When you reach 30 years old, will your life get better?
Whether it was the various chicken soup articles on social platforms or the TV series that made me too addicted, in short, when I was young, I always thought that 30 years old was a "hurdle". It is a time that is full of magic and will definitely change the direction of your life. She is far away from me, but once I get over it, she will become a mature and stable heroine with a successful career and a good understanding of the world.
When I was 26-28 years old, my 30-year-old "alarm clock" started to trouble me, and I felt more and more urgent that the time was approaching. So, I asked my friends who are a little older than me and have passed the 30-year-old mark. Some friends say that turning 30 is a disaster, and there will be many difficulties, but after getting through this difficulty, you will be able to achieve enlightenment (which is quite sensational). Another friend said that actually it doesn’t matter if you are past 30, it’s just that you are getting older year after year.
Late last year, I celebrated my 30th birthday. The day went by in a perfunctory manner, with no big events and no birthday cake. In short, there is really no sense of ceremony. I really don’t like too much ritual. After this day, I have a 30-year-old head on my head, and it seems that I am still a child who has not grown up. I will be angry for a long time because of other people's rudeness, and will continue to be troubled by the smallest things. Yes, I am still easily moody, sad, and irritable. He really doesn't look like a 30-year-old at all. Compared with the 18-year-old me, I have not made any progress. At least when you are 18 years old, you have unrealistic ideals about the future and a face full of vitality.

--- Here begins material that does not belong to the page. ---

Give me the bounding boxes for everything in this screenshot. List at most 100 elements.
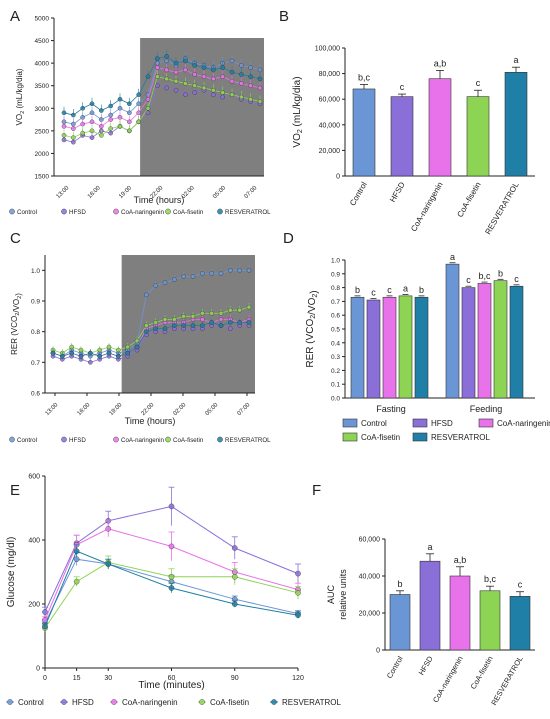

Looking at the posts shared on the Internet, the titles are often "Saving 1 million at the age of 30, I learned to enjoy life", "A must-see for counterattacks, understand these 6 life principles after you turn 30", "Drop everything and restart your life at the age of 30" ", and "No one told me that I would be so happy at 30 years old." I can’t help but sigh, everyone is so awesome. They have achieved financial and personal independence at the age of 30, and have achieved good results in marriage and career. Has my "30-year-old magic" expired?
So last year I decided to move to Sydney from Shanghai, where I had lived for six years. I thought it would be better to make a big breakthrough when I turn 30. Moving from city to city sounds like a movement of physical space accompanied by a longing for a new life. In fact, it is full of the discomfort of non-English speaking immigrants, the difficulty of finding a job again, and the loneliness of having no friends. This feeling reminds me of seven years ago, when I was 23 years old and came to Shanghai alone with a suitcase. From the beginning, I was defrauded of money by my classmates when I was unfamiliar with the place, and then I gradually found a job, rented an apartment, and finally settled down. I think, now it will be a new upgrade to fight monsters.
Maybe there has never been a 30-year-old legend. There wasn’t a moment of epiphany about growing up.
After I turned thirty, my illusion that everything would get better was shattered. I didn’t realize what I imagined I would be like when I was 30.
What age should you do? Such shackles are like adding a limited date to the fruit, but who knows that the ripening season will not be delayed?